I was at Nagai Stadium in Osaka on Tuesday night to see the latest clash between two of Asia’s prominent rivals, Japan and Australia. After the game I spoke to some of the key protagonists for The Japan News…
OSAKA — The rivalry between Japan and Australia has steadily developed into one of the biggest in Asian soccer, and the latest clash between the sides — in which Japan edged 2-1 in Osaka on Tuesday night — demonstrated why the two are the favorites in January’s Asian Cup.
In the 2011 final, it took an extra-time wonder strike from Tadanari Lee to separate the teams, and after an unconvincing start to Javier Aguirre’s reign as coach, the serious business has begun for the Samurai Blue as they look to defend their crown.
“The coach expected it of us,” Keisuke Honda said of the victory, which came swiftly on the heels of a 6-0 drubbing of Honduras last Friday. “It wasn’t a test, he expected a result, and it’s good that we were able to achieve that.
“Australia were really good,” the AC Milan star continued. “They were aggressive and speedy yet didn’t make many mistakes on the counterattack. They didn’t make many errors and in the beginning we had to endure that. I think they are probably our strongest rivals for the Asian Cup, along with South Korea.”
Goalkeeper Eiji Kawashima was pleased with the way Japan weathered an early onslaught from the Socceroos, and feels it will give them belief as they target a fifth Asian title.
“It was a big test before the Asian Cup and in Australia, it was a good opponent,” the Standard Liege stopper said. “The biggest thing is that we were able to win. The opposition came aggressively, and we were able to deal with that and produce a good result. We’re a new team, and I think that will give us lots of confidence.”
Maya Yoshida said there are still creases to be ironed out.
“I think in the first half we didn’t play very well,” the Southampton defender explained. “In the second half, we could score two goals and played a little better, but I’m not satisfied with this result because we conceded one goal at the end of the game, and we should have scored a third goal as well.”
Thankfully for Japan, two strikes were enough, and while Shinji Okazaki finding the net is no rare occurrence — his exquisite flick made it 40 goals for the national team — Yasuyuki Konno opening the scoring was unexpected, even for the man himself.
“I was surprised,” the Gamba Osaka veteran told The Japan News. “I’m not the kind of player who scores goals, and I was surprised to be able to convert one on this stage.”
Tim Cahill is no stranger to doing that, though, and his injury-time header was his fifth goal against Japan. The New York Red Bulls striker sees the holders as the team to beat if Australia is to taste victory in front of its own fans.

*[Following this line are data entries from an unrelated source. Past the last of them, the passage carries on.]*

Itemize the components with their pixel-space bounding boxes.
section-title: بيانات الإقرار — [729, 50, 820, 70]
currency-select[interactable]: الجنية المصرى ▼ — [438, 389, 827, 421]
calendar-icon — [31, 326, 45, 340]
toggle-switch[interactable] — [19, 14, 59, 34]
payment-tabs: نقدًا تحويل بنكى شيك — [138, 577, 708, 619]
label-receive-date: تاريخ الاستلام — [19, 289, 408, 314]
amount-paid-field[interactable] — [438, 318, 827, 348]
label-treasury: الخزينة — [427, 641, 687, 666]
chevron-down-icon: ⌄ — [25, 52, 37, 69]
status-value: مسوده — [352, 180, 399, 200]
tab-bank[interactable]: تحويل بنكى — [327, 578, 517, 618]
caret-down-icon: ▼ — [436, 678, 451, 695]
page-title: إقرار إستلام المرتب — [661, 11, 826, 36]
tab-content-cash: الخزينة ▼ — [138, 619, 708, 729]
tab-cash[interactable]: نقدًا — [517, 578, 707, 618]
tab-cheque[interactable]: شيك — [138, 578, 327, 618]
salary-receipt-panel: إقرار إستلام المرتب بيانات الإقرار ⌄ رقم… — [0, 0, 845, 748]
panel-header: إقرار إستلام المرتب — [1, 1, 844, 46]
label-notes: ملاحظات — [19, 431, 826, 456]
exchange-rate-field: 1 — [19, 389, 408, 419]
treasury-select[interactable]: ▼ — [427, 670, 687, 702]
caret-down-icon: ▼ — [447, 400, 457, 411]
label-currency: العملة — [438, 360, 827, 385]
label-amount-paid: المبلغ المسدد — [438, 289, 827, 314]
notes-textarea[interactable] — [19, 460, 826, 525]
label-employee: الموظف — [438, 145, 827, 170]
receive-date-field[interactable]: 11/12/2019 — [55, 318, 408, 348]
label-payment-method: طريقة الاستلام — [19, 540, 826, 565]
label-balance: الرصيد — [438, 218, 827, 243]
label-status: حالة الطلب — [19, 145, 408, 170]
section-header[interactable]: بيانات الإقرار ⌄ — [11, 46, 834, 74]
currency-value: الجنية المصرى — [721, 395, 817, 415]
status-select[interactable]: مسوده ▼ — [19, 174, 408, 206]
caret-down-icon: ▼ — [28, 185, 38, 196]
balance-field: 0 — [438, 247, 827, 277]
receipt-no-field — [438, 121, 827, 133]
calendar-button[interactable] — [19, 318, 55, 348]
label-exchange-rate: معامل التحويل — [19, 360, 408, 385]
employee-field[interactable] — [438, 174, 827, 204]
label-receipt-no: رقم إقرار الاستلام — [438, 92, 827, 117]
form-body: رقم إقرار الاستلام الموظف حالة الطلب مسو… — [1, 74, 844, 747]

“I think we have to work really hard to get to the final, both countries. Japan’s one of Asia’s best and probably favorites for the tournament, regardless of us having it at home. You see the quality of their players all over the park and in stages in the second half, they changed gear a little.”
Japan starts its defense on Jan. 12 against Palestine before taking on Iraq on Jan. 16 and Jordan on Jan. 20. With the hosts in Group A and Japan in Group D, the earliest they could face each other would be the semifinals. If both were to top their respective groups, they would be kept apart until a possible reunion in the final.
“At home, hopefully it’s going to be a different story, and we can capitalize on it and put them in an uncomfortable environment when they come to Australia,” Cahill said. “If we meet.”
Konno does anticipate another rematch. “You don’t know if it will be the final or not, but I think we may meet them at some point,” the 31-year-old said. “I hope we can bring them down at that time.”